И самое главное, что не дернешься вбок. Масса человека, который сидит у тебя на коленях не дает тебе вырваться, и назад ты не падаешь — сидишь на коленях. А поза-то очень унизительная!
— А ты, Олег, тяжелый! — шепчет мне сзади Слава Курилов. — Маленький, а тяжелый…
Это у него я сижу на коленях.
— Дерьма много, даже слишком.
— Смотри, чтобы не потекло!
— Бля, Слава, ты представляешь, много у меня сидело на коленях девчонок, но чтобы я сидел на коленях у мужика! Я же не голубой!
— Не волнуйся, Олег, ты тоже не в моем вкусе! Что делать будем? — шептал мне Слава.
— Надо выбираться из этого дерьма, но вопрос — как?!
— Хрен его знает, Олег.
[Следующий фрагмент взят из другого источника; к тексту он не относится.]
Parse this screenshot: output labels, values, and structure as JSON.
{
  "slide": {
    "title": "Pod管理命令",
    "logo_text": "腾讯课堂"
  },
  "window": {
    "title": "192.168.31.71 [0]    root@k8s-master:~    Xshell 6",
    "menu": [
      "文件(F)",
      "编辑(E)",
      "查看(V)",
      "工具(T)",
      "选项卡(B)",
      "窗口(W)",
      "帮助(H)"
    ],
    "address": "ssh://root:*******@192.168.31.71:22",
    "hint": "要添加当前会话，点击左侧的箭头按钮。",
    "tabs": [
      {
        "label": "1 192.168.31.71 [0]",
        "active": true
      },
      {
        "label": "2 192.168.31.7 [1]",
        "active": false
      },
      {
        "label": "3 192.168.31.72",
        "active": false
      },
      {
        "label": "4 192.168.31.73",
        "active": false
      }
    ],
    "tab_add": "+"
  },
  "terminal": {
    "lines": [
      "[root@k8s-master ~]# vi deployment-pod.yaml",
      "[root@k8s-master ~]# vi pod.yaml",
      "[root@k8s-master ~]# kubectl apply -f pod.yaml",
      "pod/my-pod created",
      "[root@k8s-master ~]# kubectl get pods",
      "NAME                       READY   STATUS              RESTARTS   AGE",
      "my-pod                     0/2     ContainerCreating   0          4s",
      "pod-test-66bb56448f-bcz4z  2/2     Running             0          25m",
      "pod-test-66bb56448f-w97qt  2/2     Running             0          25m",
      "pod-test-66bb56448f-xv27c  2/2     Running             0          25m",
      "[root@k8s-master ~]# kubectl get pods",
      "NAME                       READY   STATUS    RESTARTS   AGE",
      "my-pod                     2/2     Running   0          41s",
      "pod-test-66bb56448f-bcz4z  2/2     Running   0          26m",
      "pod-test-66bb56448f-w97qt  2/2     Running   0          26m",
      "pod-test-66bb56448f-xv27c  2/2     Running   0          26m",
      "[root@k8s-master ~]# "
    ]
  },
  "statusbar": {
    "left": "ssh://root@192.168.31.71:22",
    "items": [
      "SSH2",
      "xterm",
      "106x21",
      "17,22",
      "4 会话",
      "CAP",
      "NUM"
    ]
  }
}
И не дернешься никуда. Откуда они такому способу научились?
— Их этому в школе учат.
— В какой?
— В диверсионной.
— Хорошие ученики и хорошие учителя!
— Ублюдки!
Я получаю болевой толчок в подмышечную впадину от одного конвоира.
— Заткнись сам, ублюдок! — голос конвоира злой. Видать, не настроен на шутки.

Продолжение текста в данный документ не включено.